I got it working with:

    for i = 1:51
      for j = 1:23
        r.Board[i,j] = json["Board"][i][j]["Name"]
      end
    end

I would like to better understand what the checkbounds error does.

Now that I've done this imperatively, is there a better way I could parse 
this nested array of json::Dict? I was playing with the tparse.jl gist and 
it seemed to be looping though json::dict as well.
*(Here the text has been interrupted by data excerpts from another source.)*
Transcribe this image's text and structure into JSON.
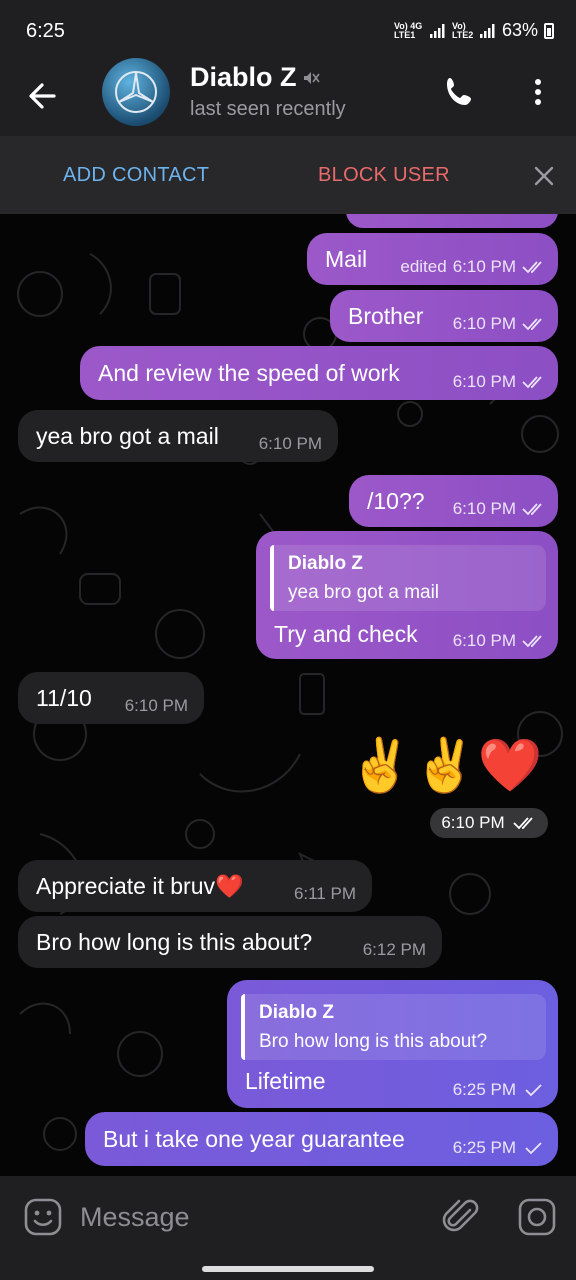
{
  "status": {
    "time": "6:25",
    "net1": "Vo) 4G LTE1",
    "net2": "Vo) LTE2",
    "battery": "63%"
  },
  "header": {
    "name": "Diablo Z",
    "last_seen": "last seen recently"
  },
  "actions": {
    "add_contact": "ADD CONTACT",
    "block_user": "BLOCK USER"
  },
  "messages": [
    {
      "text": "Mail",
      "edited": "edited",
      "time": "6:10 PM"
    },
    {
      "text": "Brother",
      "time": "6:10 PM"
    },
    {
      "text": "And review the speed of work",
      "time": "6:10 PM"
    },
    {
      "text": "yea bro got a mail",
      "time": "6:10 PM"
    },
    {
      "text": "/10??",
      "time": "6:10 PM"
    },
    {
      "reply_name": "Diablo Z",
      "reply_text": "yea bro got a mail",
      "text": "Try and check",
      "time": "6:10 PM"
    },
    {
      "text": "11/10",
      "time": "6:10 PM"
    },
    {
      "emoji": "✌️✌️❤️",
      "time": "6:10 PM"
    },
    {
      "text": "Appreciate it  bruv❤️",
      "time": "6:11 PM"
    },
    {
      "text": "Bro how long is this about?",
      "time": "6:12 PM"
    },
    {
      "reply_name": "Diablo Z",
      "reply_text": "Bro how long is this about?",
      "text": "Lifetime",
      "time": "6:25 PM"
    },
    {
      "text": "But i take one year guarantee",
      "time": "6:25 PM"
    }
  ],
  "input": {
    "placeholder": "Message"
  },
  "colors": {
    "outgoing": "#9c58c9",
    "outgoing_recent": "#6c5fe0",
    "incoming": "#222224",
    "link": "#6db3ee",
    "danger": "#e86a6a"
  }
}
On Thursday, March 27, 2014 11:11:44 AM UTC-4, Collin Glass wrote:
>
> r being of type Response with some other game state data.
>
> On Thursday, March 27, 2014 11:09:10 AM UTC-4, Collin Glass wrote:
>>
>> They are not actually in my code. They represent the rest of the 23x51 
>> cells.
>>
>> Here is the basic rowxcolumn for loops I'm using to parse:
>>
>> for i in json["Board"]
>>    for j in json["Board"][i]
>>       r.Board[i,j] = json["Board"][i][j]["Name"]
>>    end
>> end
>>
>> When I use while i <= 5 it parses.
>>
>> On Thursday, March 27, 2014 2:06:42 AM UTC-4, Collin Glass wrote:
>>>
>>> Hi, I'm creating a TCP client for a bomberman game in Julia. I need to 
>>> parse the current state of the gameboard (which is a lot of tiles).
>>>
>>> Sample JSON,
>>>
>>>
>>> {{["Name"=>"Wall"],["Name"=>"Wall"],["Name"=>"Wall"],["Name"=>"Rock"],...},{...,["Name"=>"Wall"],...},...}
>>>
>>> I am new to Julia, as such I am intrigued to make use of the 
>>> Array{Cell,2}. to represent my board.
>>>
>>> The board is 23rowx51column.
>>>
>>> I seem to be getting the following error.
>>>
>>>
>>> MethodError(checkbounds,(51,{["Name"=>"Wall"],["Name"=>"Wall"],["Name"=>"Wall"],...})
>>>
>>> I took a look at the abstractarray.jl in base, but didn't get any 
>>> answers.
>>>
>>> Is there a limit on the size of the array?